Our dream of a post-racial America moved one space closer to "king me" on the checkerboard of terrible metaphors this week: LIL WAYNE hyped himself up as the first hip-hop artist ever to perform at the Country Music Association Awards (which is pretty impressive, since, y'know, rappers have been trying to get on the Country Music Awards forever). Exciting, yeah? But when Weezy took the stage with KID ROCK to perform "All Summer Long," a funny thing happened: he forgot to rap. He just bounced around, "playing" a guitar (inaudibly, of course — anyone who's seen the notorious YouTube clips of him abusing a hapless ax at concerts will know that no producer in his or her right mind would let him plug in an instrument on national television).
In case you're wondering what the deal is, check out this flabbergasting quote from MTV: "A source close to the situation told MTV News on Thursday that Wayne didn't rap in order to keep things fresh — that the duo did not want to copy what they had done at the VMAs [where Wayne had rapped along with Kid] and figured Weezy playing guitar was a fly new take on their collaboration." Cool, I think I'll show up to my job tomorrow in a bathrobe and make fake type-type motions on the keyboard all day, because that's a fly new take on work.
Of course, being naturally sympathetic toward Lil Wayne and instinctively hostile toward country music, I'm guessing the producers nixed the rap element in order to prevent a surging cracker riot. Aside from Wayne's brief appearance, the ceremony was largely unimpeded by non-crackerdom; the "Best New Artist" award even went to a band called "Lady Antebellum." Classy!
Side note: interesting that Wayne's people would put out a press release calling him the first hip-hop artist to perform on the show. What about COWBOY TROY? Have we forgotten about Cowboy Troy? Where the fuck is the love for Cowboy Troy?
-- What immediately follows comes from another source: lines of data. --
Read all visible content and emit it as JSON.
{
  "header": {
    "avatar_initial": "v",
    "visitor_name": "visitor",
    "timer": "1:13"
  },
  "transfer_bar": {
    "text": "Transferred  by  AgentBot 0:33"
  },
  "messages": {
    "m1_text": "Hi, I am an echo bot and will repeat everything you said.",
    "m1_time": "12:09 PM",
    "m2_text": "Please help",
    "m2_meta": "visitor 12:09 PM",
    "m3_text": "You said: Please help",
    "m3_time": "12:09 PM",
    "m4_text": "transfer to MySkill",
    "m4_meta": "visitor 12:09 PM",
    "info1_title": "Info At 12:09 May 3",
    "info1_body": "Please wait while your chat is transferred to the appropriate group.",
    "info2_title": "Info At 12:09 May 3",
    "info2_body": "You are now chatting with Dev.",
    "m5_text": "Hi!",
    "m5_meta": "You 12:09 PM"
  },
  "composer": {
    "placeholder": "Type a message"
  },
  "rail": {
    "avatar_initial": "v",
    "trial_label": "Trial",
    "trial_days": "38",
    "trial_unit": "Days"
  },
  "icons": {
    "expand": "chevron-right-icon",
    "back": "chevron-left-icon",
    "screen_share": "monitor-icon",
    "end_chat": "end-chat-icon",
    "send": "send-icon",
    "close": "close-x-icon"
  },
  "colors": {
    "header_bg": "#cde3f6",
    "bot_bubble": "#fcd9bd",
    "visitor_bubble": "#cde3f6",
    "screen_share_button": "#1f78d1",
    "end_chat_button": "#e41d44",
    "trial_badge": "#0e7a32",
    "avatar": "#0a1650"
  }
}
"We're trying to fill the void," proclaims the lead tit from GOOD CHARLOTTE in an MTV interview. "Like, I think there's a need for a new Blink-182 album, and they're not working on an album. I'm a huge Blink-182 fan, but I think in general there's a void there for music like that, and in this moment, we're making a record that kind of answers to that void." How could any self-respecting music journalist let that kind of outrage pass unchallenged? Isn't that kind of shit grounds for a flying tackle and a citizen's arrest? Furthermore, why is anyone even holding a microphone up to the mouth of this person when journalistic resources could be more usefully spent holding a beer stein up to the urethra of a horse?
Singer/guitarist DAN AUERBACH of the BLACK KEYS is said to be working on a solo album. Stop and think about that: Black Keys are a duo. The drummer knows exactly who's being shut out: "Yeah, look . . . I'm going in kind of a less drum-oriented direction with this material, soooo. . . " Plus, Dan is touring the material with a four-piece group, so his "solo project" involves four times the backing manpower of his "band." Maybe we should all chip in and buy the drummer a card or something, because that's a pretty stone-cold diss right there.
I just read a wrenching tale of woe on thequietus.com: the GLITTER BAND are struggling to continue their career, but their association with disgraced frontman Gary is a heavy millstone indeed. How are an honest band to succeed when they have to labor in the shadow of the flamboyant convicted pedophile who shared their name? "I've not even spoken to Gary for 30 years," saith bandleader John Rossal, "and every day I have to speak about him. The tabloids ring all the time looking for stories, but I have nothing to tell. We were not even that close when we were working with him."
The recently released Gary Glitter discussed plans for a comeback a few months back, telling a Vietnamese newspaper: "I have an incomplete album that I want to finish. I have been thinking about the plan during my days in jail. I have sung rock & roll for 40 years. After jail, I will continue to rock & roll."
Okay, Glitter Band, let me just throw this out there: this shit is like a romantic comedy where you're perfect for each other but you just can't see it. You're never gonna escape the ghost of Gary, so why not just go for it? Nobody's gonna hear the word "Glitter" without thinking "pedophile" ever again, so you've really got nothing to lose. You already answer questions about the dude all day anyway, so why not just tell the tabloids, "Yeah, hold on, he's right here because we're working on a fuckin' boss new album." Huge comeback!
(Just don't talk to him about the sex-with-kids thing, like how you don't talk politics with your Republican friends.)